Example link on Github

Project files can be downloaded and edit locally by importing to MakeCode, or flash it directly onto the Micro:bit via USB to run it directly.

Line Tracking

After "Calibrating the Line-Detecting Circuit", we can start to make effective use of the Line-Detecting Circuit.

According to the principles described in the "Line-Detecting Circuit" chapter,line trackingrequires real-time light intensity detection by using the different reflectivity of dark lines and its two sides.

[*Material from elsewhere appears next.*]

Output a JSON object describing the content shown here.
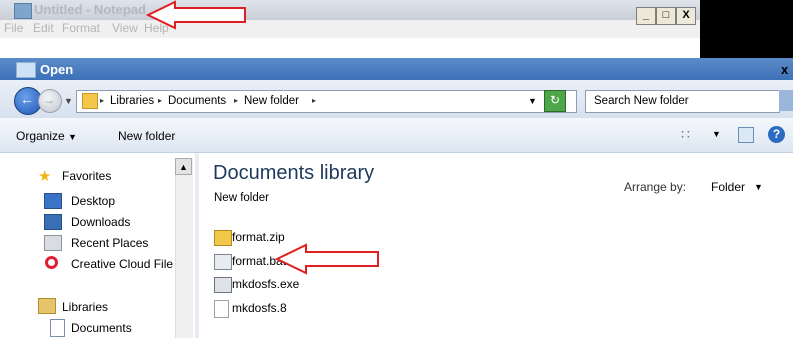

Read the voltage analog values of the left and right LDRs in the program and compare the values to determine whether the Triode-Car's travel route is offset and the direction of the offset, and then the start and stop of the left and right motors are controlled and corrected. The driving direction of Triode-Car achieves the purpose of driving along dark lines.

Example Blocks:

Triode-car Line Follower.png

The code is a bit complex, detailed explaination are as follows:

  1. The "on button A pressed" block is used to control the start and stop of the tracking program. Each time button A is pressed, the variables set in it will change its state.
  2. The "forever" block will repeatedly execute its internal program, and each time the loop ends or the "show" or "pause" block is executed in the loop, the thread will allow other "forever" blocks or event-based loops, so this Three "forever" blocks and one "on button A pressed" block can run together in the background, so that the system has the ability to execute multiple programs at the same time. This is generally called "multitasking".
  3. The program in the first "forever" block is used to cyclically read the voltage analog values of the left and right LDRs, and then judge in the multi-level "if" conditional block, and change the variable when the corresponding conditions are met. The variable is used to control the motor .
  4. The multi-level "if" condition block in the second "forever" block judges the variable value changed in the first "forever" block, and directly outputs control signals to control the start, stop and speed of the left and right motors.
  5. First, the loop condition in the two "forever" blocks is the variable controlled by the "on button A pressed" block. The loop will execute only when the variable is "true".
  6. The third "forever" block is a bit ingenious. Its internal loop will only be executed once when the variable used to control the motor changes, corresponding to the content that the LED should display currently.

Example link on Github

Project files can be downloaded and edit locally by importing to MakeCode, or flash it directly onto the Micro:bit via USB to run it directly.